AS THE CLOCK strikes 1 pm, the drag queen mounts a table, flashing us glimpses of arse as they gyrate to Macy Gray’s ‘Sexual revolution’ in thigh-high lime-green stilettos and a blue bodycon dress. At their feet are six white-haired pensioners, who gaze up at the non-binary queen’s hot-pink beard and neon makeup with expressions of quasi-religious rapture. At the song’s climax, the queen strips down to a pink G-string and whips out a bottle of sunscreen. The table’s occupants are invited to rub cream onto the queen’s hairy stomach and legs – a camp restaging of strip-club cheesecake that prompts the room to erupt in whoops and cheers.

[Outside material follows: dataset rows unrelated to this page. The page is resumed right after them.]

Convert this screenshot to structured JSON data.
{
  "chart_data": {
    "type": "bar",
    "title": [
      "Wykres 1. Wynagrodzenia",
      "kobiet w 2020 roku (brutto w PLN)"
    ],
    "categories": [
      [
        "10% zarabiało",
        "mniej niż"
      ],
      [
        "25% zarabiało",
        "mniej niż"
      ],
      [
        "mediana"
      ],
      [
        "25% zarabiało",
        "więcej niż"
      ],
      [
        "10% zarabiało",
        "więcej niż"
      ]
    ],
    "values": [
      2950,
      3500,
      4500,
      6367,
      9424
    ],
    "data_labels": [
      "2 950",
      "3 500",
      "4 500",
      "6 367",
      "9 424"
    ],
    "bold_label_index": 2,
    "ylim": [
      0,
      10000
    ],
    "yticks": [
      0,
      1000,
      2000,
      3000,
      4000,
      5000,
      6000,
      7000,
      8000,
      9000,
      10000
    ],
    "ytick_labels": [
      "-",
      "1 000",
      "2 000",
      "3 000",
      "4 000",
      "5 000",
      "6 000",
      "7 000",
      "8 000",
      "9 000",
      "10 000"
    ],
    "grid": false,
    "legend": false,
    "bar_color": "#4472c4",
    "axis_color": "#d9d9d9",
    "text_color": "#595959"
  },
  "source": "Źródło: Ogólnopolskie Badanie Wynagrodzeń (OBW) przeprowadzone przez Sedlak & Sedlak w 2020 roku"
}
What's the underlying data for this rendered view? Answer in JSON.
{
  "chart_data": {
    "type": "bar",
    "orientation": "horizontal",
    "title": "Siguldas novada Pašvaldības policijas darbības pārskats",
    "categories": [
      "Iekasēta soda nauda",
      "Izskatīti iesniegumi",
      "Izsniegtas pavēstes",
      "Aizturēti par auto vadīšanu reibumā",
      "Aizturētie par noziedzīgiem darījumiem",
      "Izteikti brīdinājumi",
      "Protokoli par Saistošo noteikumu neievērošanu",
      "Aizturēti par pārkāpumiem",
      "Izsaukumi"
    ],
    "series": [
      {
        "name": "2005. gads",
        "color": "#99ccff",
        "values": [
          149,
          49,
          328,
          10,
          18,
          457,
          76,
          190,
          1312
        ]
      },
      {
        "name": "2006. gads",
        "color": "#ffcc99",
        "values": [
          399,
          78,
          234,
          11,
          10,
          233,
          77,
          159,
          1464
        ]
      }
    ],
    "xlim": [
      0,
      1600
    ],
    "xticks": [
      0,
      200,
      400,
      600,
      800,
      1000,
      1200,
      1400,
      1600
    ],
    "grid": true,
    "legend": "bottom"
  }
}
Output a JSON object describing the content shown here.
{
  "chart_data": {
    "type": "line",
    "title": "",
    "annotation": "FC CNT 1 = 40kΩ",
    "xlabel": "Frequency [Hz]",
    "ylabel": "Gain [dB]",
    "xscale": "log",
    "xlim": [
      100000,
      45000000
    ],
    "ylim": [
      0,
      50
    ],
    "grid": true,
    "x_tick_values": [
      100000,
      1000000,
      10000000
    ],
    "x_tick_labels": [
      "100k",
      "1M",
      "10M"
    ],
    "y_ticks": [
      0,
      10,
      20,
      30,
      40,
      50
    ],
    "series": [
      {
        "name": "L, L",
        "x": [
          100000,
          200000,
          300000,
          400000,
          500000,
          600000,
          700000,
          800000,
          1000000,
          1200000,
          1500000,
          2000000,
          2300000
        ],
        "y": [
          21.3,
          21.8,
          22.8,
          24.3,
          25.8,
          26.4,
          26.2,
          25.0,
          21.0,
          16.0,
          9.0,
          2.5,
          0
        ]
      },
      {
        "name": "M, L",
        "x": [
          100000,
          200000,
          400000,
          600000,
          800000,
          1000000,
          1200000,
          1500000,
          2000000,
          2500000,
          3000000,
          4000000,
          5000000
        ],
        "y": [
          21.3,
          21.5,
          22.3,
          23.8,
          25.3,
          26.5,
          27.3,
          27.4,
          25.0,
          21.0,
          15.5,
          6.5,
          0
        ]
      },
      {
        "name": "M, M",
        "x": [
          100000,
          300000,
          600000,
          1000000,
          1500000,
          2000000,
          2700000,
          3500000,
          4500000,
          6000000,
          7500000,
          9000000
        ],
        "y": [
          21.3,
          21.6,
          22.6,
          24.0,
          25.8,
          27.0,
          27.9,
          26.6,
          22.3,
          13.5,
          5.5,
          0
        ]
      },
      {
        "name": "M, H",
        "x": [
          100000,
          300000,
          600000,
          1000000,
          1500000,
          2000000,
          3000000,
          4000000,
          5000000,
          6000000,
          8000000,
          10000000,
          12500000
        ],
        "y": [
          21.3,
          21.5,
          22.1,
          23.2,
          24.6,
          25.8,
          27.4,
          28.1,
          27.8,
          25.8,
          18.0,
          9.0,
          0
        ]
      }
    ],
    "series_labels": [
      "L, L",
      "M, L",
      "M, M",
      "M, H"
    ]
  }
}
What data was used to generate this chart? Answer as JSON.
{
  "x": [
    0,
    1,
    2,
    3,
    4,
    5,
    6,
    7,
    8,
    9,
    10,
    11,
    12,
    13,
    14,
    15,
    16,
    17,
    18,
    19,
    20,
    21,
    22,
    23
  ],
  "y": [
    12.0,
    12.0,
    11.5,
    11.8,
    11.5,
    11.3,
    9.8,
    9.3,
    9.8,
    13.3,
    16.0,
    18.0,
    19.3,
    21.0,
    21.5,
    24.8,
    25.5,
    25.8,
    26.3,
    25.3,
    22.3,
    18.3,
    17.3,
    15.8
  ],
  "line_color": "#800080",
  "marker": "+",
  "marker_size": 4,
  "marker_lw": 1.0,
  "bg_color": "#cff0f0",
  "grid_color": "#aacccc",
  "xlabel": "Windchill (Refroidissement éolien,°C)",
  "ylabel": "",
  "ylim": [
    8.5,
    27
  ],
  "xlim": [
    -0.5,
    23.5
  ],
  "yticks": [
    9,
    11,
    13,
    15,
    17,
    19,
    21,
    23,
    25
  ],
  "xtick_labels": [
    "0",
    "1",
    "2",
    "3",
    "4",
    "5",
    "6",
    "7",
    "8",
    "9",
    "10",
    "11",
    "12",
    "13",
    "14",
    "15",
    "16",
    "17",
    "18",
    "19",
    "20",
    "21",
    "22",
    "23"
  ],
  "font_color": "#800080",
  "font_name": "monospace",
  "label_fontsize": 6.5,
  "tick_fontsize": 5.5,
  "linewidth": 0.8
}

After the song fades out, the action moves to the dance floor, where twinks in silver hotpants show off their twerking, jostling for space in a sea of bejewelled bodies. Up on stage, a drag king DJ commands the decks, flirting with the crowd from beneath a lustrous moustache. When the set ends, it’s time for a conga line. The crowd re-forms into an undulating snake, a many-headed creature that thrice circles the room before heading outside into the afternoon. There, in the dusty carpark, the air fills with the opening notes of disco classic ‘I love the nightlife’, and the conga line reassembles itself as a tightly choreographed flash mob. Under a harsh 3 pm sun, the mob shakes its collective booty, the dancing figures casting long shadows onto the hard-packed earth.